A Million Kisses in Your Lifetime (Lancaster Prep )(101)
Maybe I was that sort of person not so long ago, but I feel like I’ve changed. Since school started, and especially lately. Spending time with Crew, learning what’s really going on around me, has opened my eyes.
To some things I don’t want to see.
And others that I’m so glad I know now.
Like the taste of his lips. The way his hands feel when they’re on my body. Inside me.
I want to know all of that again. And more.
“It does sound pretty shitty, huh?” I say in agreement.
Crew’s eyes are so wide they nearly bug out of his head. “You just said shitty.”
I shrug. Grab my pizza slice and shove it into my mouth, chewing and then swallowing it down. “I can’t lie. It’s going to be an awful Christmas. And birthday. Not what I expected at all.”
“What did you expect?”
“I wanted everything to be perfect,” I say with a sigh, envisioning it. “I even made a Pinterest board for my eighteenth birthday celebration. Pink and gold and white. Everything sparkly and beautiful. A gorgeous cake covered in flowers made of frosting. Glitter everywhere. A dazzling dress and matching shoes that would make me feel so grown up. Like I’m an actual adult. My hair would be perfect and we’d drink champagne to celebrate. It would be cold and snowing outside but inside, it would be warm and inviting, and I would be surrounded by my favorite people.”
“Sounds nice,” he says.
“Sounds like a fantasy. Like a birthday and New Year’s celebration combined, which is what I’ve always dreamed of doing, but it’s silly, right? I don’t even like New Year’s Eve, but if I had a birthday party on the same night, maybe it would make me like it more. I don’t know. I never approached my parents with the idea because I knew they’d turn me down.”
“Why would they turn you down?” Crew asks, finally reaching for a slice of pizza. At least I’m not the only one eating.

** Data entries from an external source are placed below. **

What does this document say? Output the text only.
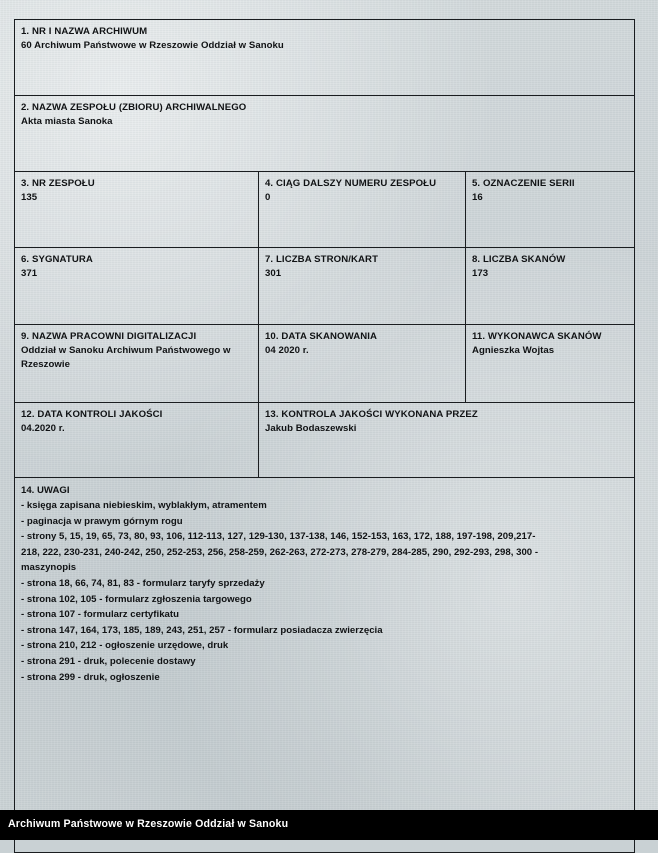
1. NR I NAZWA ARCHIWUM
60 Archiwum Państwowe w Rzeszowie Oddział w Sanoku		

2. NAZWA ZESPOŁU (ZBIORU) ARCHIWALNEGO
Akta miasta Sanoka		

3. NR ZESPOŁU
135

4. CIĄG DALSZY NUMERU ZESPOŁU
0

5. OZNACZENIE SERII
16

6. SYGNATURA
371

7. LICZBA STRON/KART
301

8. LICZBA SKANÓW
173

9. NAZWA PRACOWNI DIGITALIZACJI
Oddział w Sanoku Archiwum Państwowego w Rzeszowie

10. DATA SKANOWANIA
04 2020 r.

11. WYKONAWCA SKANÓW
Agnieszka Wojtas

12. DATA KONTROLI JAKOŚCI
04.2020 r.

13. KONTROLA JAKOŚCI WYKONANA PRZEZ
Jakub Bodaszewski

14. UWAGI
- księga zapisana niebieskim, wyblakłym, atramentem
- paginacja w prawym górnym rogu
- strony 5, 15, 19, 65, 73, 80, 93, 106, 112-113, 127, 129-130, 137-138, 146, 152-153, 163, 172, 188, 197-198, 209,217-
218, 222, 230-231, 240-242, 250, 252-253, 256, 258-259, 262-263, 272-273, 278-279, 284-285, 290, 292-293, 298, 300 -
maszynopis
- strona 18, 66, 74, 81, 83 - formularz taryfy sprzedaży
- strona 102, 105 - formularz zgłoszenia targowego
- strona 107 - formularz certyfikatu
- strona 147, 164, 173, 185, 189, 243, 251, 257 - formularz posiadacza zwierzęcia
- strona 210, 212 - ogłoszenie urzędowe, druk
- strona 291 - druk, polecenie dostawy
- strona 299 - druk, ogłoszenie
Archiwum Państwowe w Rzeszowie Oddział w Sanoku
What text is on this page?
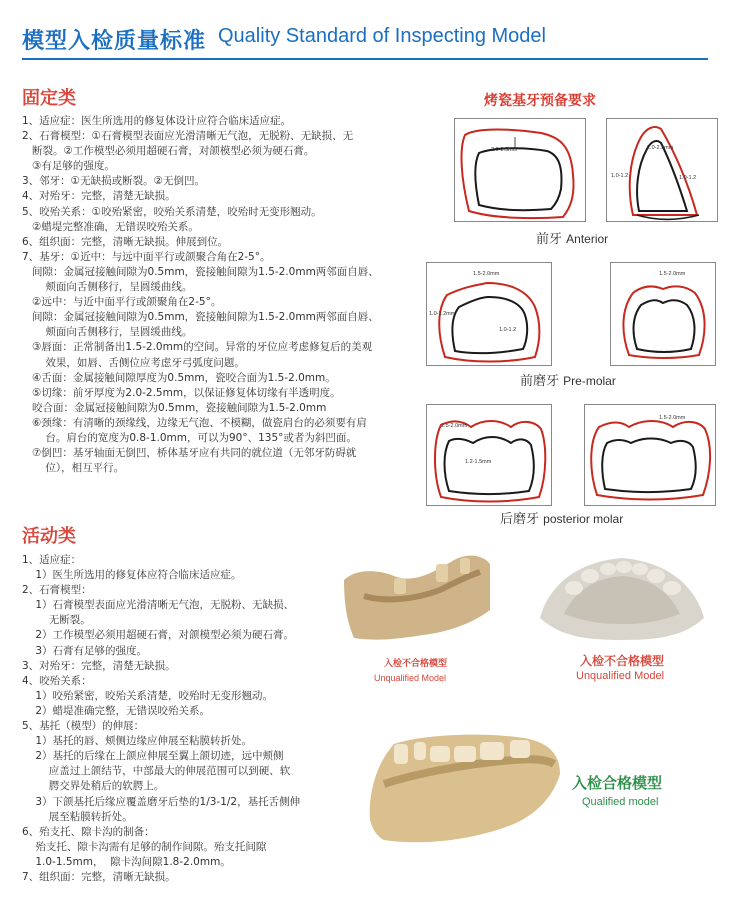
模型入检质量标准 Quality Standard of Inspecting Model
固定类
1、适应症：医生所选用的修复体设计应符合临床适应症。
2、石膏模型：①石膏模型表面应光滑清晰无气泡，无脱粉、无缺损、无
断裂。②工作模型必须用超硬石膏，对颌模型必须为硬石膏。
③有足够的强度。
3、邻牙：①无缺损或断裂。②无倒凹。
4、对殆牙：完整，清楚无缺损。
5、咬殆关系：①咬殆紧密，咬殆关系清楚，咬殆时无变形翘动。
②蜡堤完整准确，无错误咬殆关系。
6、组织面：完整，清晰无缺损。伸展到位。
7、基牙：①近中：与远中面平行或颌聚合角在2-5°。
间隙：金属冠接触间隙为0.5mm，瓷接触间隙为1.5-2.0mm两邻面自唇、
颊面向舌侧移行，呈圆缓曲线。
②远中：与近中面平行或颌聚角在2-5°。
间隙：金属冠接触间隙为0.5mm，瓷接触间隙为1.5-2.0mm两邻面自唇、
颊面向舌侧移行，呈圆缓曲线。
③唇面：正常制备出1.5-2.0mm的空间。异常的牙位应考虑修复后的美观
效果，如唇、舌侧位应考虑牙弓弧度问题。
④舌面：金属接触间隙厚度为0.5mm，瓷咬合面为1.5-2.0mm。
⑤切缘：前牙厚度为2.0-2.5mm，以保证修复体切缘有半透明度。
咬合面：金属冠接触间隙为0.5mm，瓷接触间隙为1.5-2.0mm
⑥颈缘：有清晰的颈缘线，边缘无气泡、不模糊，做瓷肩台的必须要有肩
台。肩台的宽度为0.8-1.0mm，可以为90°、135°或者为斜凹面。
⑦倒凹：基牙轴面无倒凹，桥体基牙应有共同的就位道（无邻牙防碍就
位），相互平行。
活动类
1、适应症：
1）医生所选用的修复体应符合临床适应症。
2、石膏模型：
1）石膏模型表面应光滑清晰无气泡，无脱粉、无缺损、
无断裂。
2）工作模型必须用超硬石膏，对颌模型必须为硬石膏。
3）石膏有足够的强度。
3、对殆牙：完整，清楚无缺损。
4、咬殆关系：
1）咬殆紧密，咬殆关系清楚，咬殆时无变形翘动。
2）蜡堤准确完整，无错误咬殆关系。
5、基托（模型）的伸展：
1）基托的唇、颊侧边缘应伸展至粘膜转折处。
2）基托的后缘在上颌应伸展至翼上颌切迹，远中颊侧
应盖过上颌结节，中部最大的伸展范围可以到硬、软
腭交界处稍后的软腭上。
3）下颌基托后缘应覆盖磨牙后垫的1/3-1/2，基托舌侧伸
展至粘膜转折处。
6、殆支托、隙卡沟的制备：
殆支托、隙卡沟需有足够的制作间隙。殆支托间隙
1.0-1.5mm，  隙卡沟间隙1.8-2.0mm。
7、组织面：完整，清晰无缺损。
烤瓷基牙预备要求
2.0-2.5mm	2.0-2.5mm
1.0-1.2	1.0-1.2
前牙 Anterior
1.5-2.0mm
1.0-1.2mm
1.0-1.2
1.5-2.0mm
前磨牙 Pre-molar
1.5-2.0mm
1.2-1.5mm
1.5-2.0mm
后磨牙 posterior molar
入检不合格模型
Unqualified Model
入检不合格模型
Unqualified Model
入检合格模型
Qualified model
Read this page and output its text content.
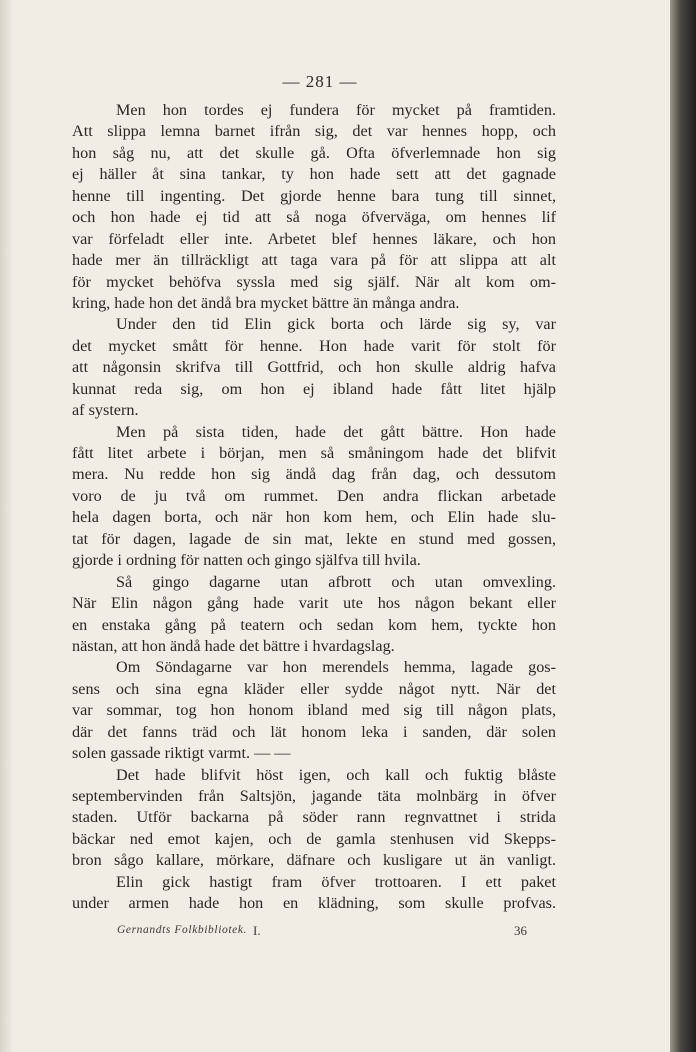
— 281 —
Men hon tordes ej fundera för mycket på framtiden.
Att slippa lemna barnet ifrån sig, det var hennes hopp, och
hon såg nu, att det skulle gå. Ofta öfverlemnade hon sig
ej häller åt sina tankar, ty hon hade sett att det gagnade
henne till ingenting. Det gjorde henne bara tung till sinnet,
och hon hade ej tid att så noga öfverväga, om hennes lif
var förfeladt eller inte. Arbetet blef hennes läkare, och hon
hade mer än tillräckligt att taga vara på för att slippa att alt
för mycket behöfva syssla med sig själf. När alt kom om-
kring, hade hon det ändå bra mycket bättre än många andra.
Under den tid Elin gick borta och lärde sig sy, var
det mycket smått för henne. Hon hade varit för stolt för
att någonsin skrifva till Gottfrid, och hon skulle aldrig hafva
kunnat reda sig, om hon ej ibland hade fått litet hjälp
af systern.
Men på sista tiden, hade det gått bättre. Hon hade
fått litet arbete i början, men så småningom hade det blifvit
mera. Nu redde hon sig ändå dag från dag, och dessutom
voro de ju två om rummet. Den andra flickan arbetade
hela dagen borta, och när hon kom hem, och Elin hade slu-
tat för dagen, lagade de sin mat, lekte en stund med gossen,
gjorde i ordning för natten och gingo själfva till hvila.
Så gingo dagarne utan afbrott och utan omvexling.
När Elin någon gång hade varit ute hos någon bekant eller
en enstaka gång på teatern och sedan kom hem, tyckte hon
nästan, att hon ändå hade det bättre i hvardagslag.
Om Söndagarne var hon merendels hemma, lagade gos-
sens och sina egna kläder eller sydde något nytt. När det
var sommar, tog hon honom ibland med sig till någon plats,
där det fanns träd och lät honom leka i sanden, där solen
solen gassade riktigt varmt. — —
Det hade blifvit höst igen, och kall och fuktig blåste
septembervinden från Saltsjön, jagande täta molnbärg in öfver
staden. Utför backarna på söder rann regnvattnet i strida
bäckar ned emot kajen, och de gamla stenhusen vid Skepps-
bron sågo kallare, mörkare, däfnare och kusligare ut än vanligt.
Elin gick hastigt fram öfver trottoaren. I ett paket
under armen hade hon en klädning, som skulle profvas.
Gernandts Folkbibliotek. I.	36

“Because they always have plans, and they never include me. I used to think a New Year’s Eve party was so glamorous, especially the parties my parents would attend. But now I realize there is something rather ominous about New Year’s Eve. Don’t you think?”
He doesn’t say anything. Just watches me with that cool, steady gaze of his as he keeps eating.

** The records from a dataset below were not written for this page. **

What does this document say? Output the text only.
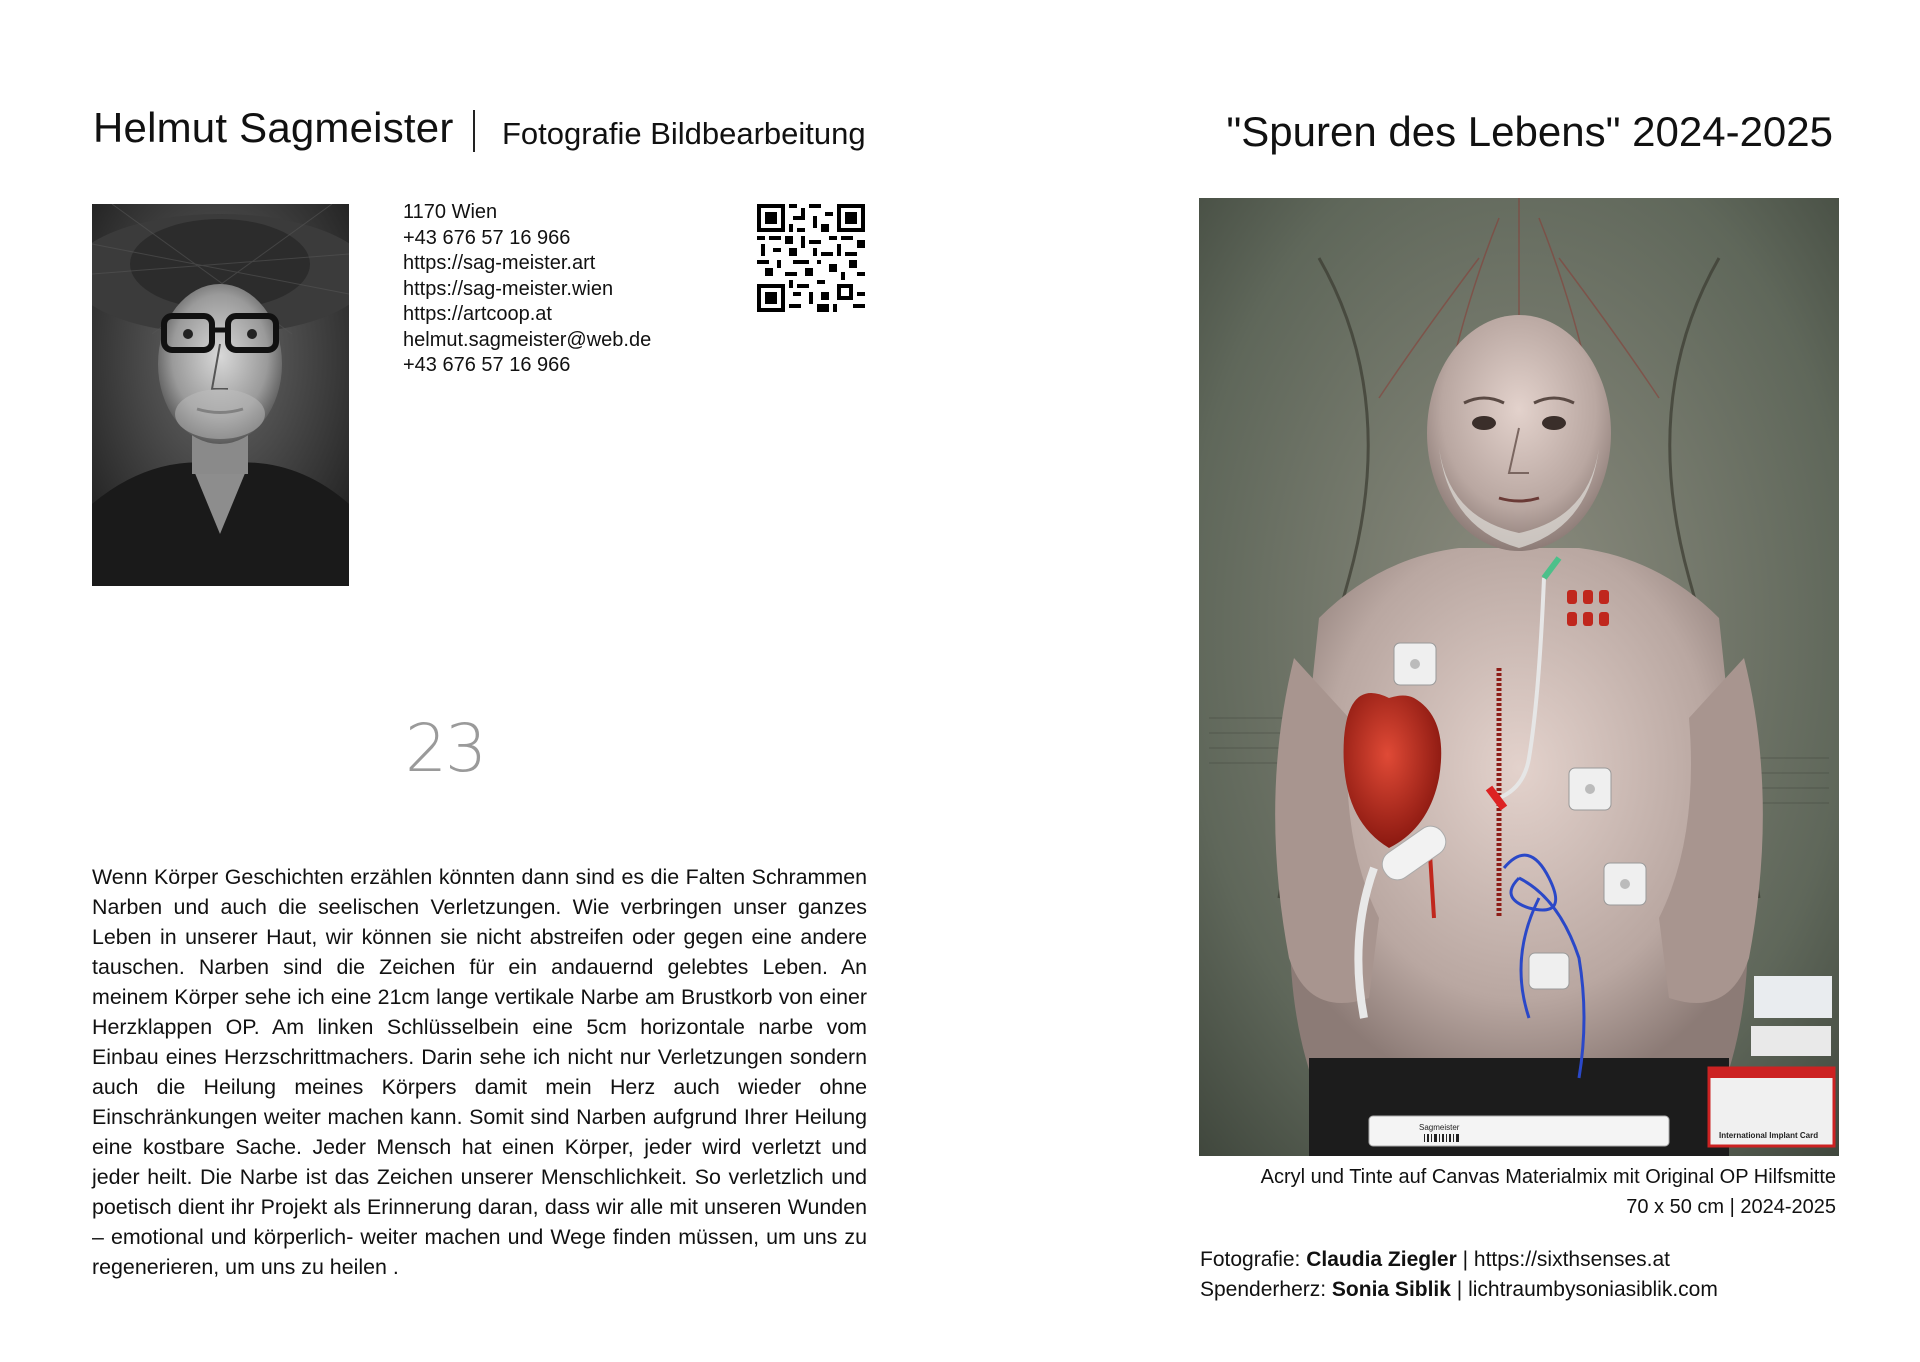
Helmut Sagmeister Fotografie Bildbearbeitung
1170 Wien
+43 676 57 16 966
https://sag-meister.art
https://sag-meister.wien
https://artcoop.at
helmut.sagmeister@web.de
+43 676 57 16 966
23
Wenn Körper Geschichten erzählen könnten dann sind es die Falten Schrammen Narben und auch die seelischen Verletzungen. Wie verbringen unser ganzes Leben in unserer Haut, wir können sie nicht abstreifen oder gegen eine andere tauschen. Narben sind die Zeichen für ein andauernd gelebtes Leben. An meinem Körper sehe ich eine 21cm lange vertikale Narbe am Brustkorb von einer Herzklappen OP. Am linken Schlüsselbein eine 5cm horizontale narbe vom Einbau eines Herzschrittmachers. Darin sehe ich nicht nur Verletzungen sondern auch die Heilung meines Körpers damit mein Herz auch wieder ohne Einschränkungen weiter machen kann. Somit sind Narben aufgrund Ihrer Heilung eine kostbare Sache. Jeder Mensch hat einen Körper, jeder wird verletzt und jeder heilt. Die Narbe ist das Zeichen unserer Menschlichkeit. So verletzlich und poetisch dient ihr Projekt als Erinnerung daran, dass wir alle mit unseren Wunden – emotional und körperlich- weiter machen und Wege finden müssen, um uns zu regenerieren, um uns zu heilen .
"Spuren des Lebens" 2024-2025
International Implant Card
Sagmeister
Acryl und Tinte auf Canvas Materialmix mit Original OP Hilfsmitte
70 x 50 cm | 2024-2025
Fotografie: Claudia Ziegler | https://sixthsenses.at
Spenderherz: Sonia Siblik | lichtraumbysoniasiblik.com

“It’s almost the end of a year. Sometimes even an era. My birthday has come and gone, not that anyone cares about it. All of us are too busy making plans for the future. Bogus promises to ourselves we’ll never fulfill. Then there’s the countdown at the end of the night, and the frantic search to find someone to kiss at midnight. How we promise to be good and stick to our resolutions, even though we know deep down we won’t keep them.” I stop talking, realizing I sound pessimistic, which isn’t my normal style.
“You’ve thought about this a lot,” he murmurs.
I shrug one shoulder, suddenly uncomfortable. “I sound like a selfish brat.”
“You sound like someone who really doesn’t like this time of year,” he corrects.
God, he’s so right. I actually hate this time of year.
“I make all of these promises to myself, and now I’m breaking them,” I admit. “Maybe I’ll become nothing but a disappointment.”
“You’re not a disappointment.”
“To you.” I don’t bother mentioning my parents.
Specifically, my father.
“Come here.” Crew holds his hand out and I take it, letting him pull me to him, a gasp leaving me when I’m fully pressed against him. He sneaks his arm around my waist, his hand resting on my backside and I stare up at him, at a complete loss of words from the intensity in his gaze. “I don’t like seeing you look so sad.”
“I’m not sad,” I admit, and I mean it. “I just—”
“Want to forget everything else? Everybody else?”
I nod, resting a hand against his chest, my palm directly over his thundering heart. “Maybe I am a little sad.”
He dips down, his mouth at my ear. “What would make you feel better?”
I turn toward his mouth, my lips brushing his when I whisper, “You.”
THIRTY-NINE
CREW
I hold her close and let Wren control the kiss at first, sensing that she needs it. That semblance of control, of being in charge of her life, which I don’t think she experiences much. Her sadness is obvious, palpable. About to steal all of the oxygen out of the damn room until I distracted her.
She needed that. Needs this. Me. My hand slides up and down the perfect curve that is her ass, her tongue darting out to lick at mine. I hum my approval when she sucks on my tongue, and then I can’t hold back any longer.
I take over, my hand going to the side of her face, angling it for a deeper kiss. Our tongues dance, our breathing quickens, and she slides her hands up my chest, curving them around my shoulders, so she can cling to me.
This entire day has been foreplay, Wren-style. Shopping, eating. Lots of eating, which drives me out of my damn mind. Watching her face light up when she oohed and aahed over the Christmas decorations everywhere. The determined look that took over her face when she spotted that small lingerie store and came out of it not even fifteen minutes later, clutching a tiny red bag in her hand.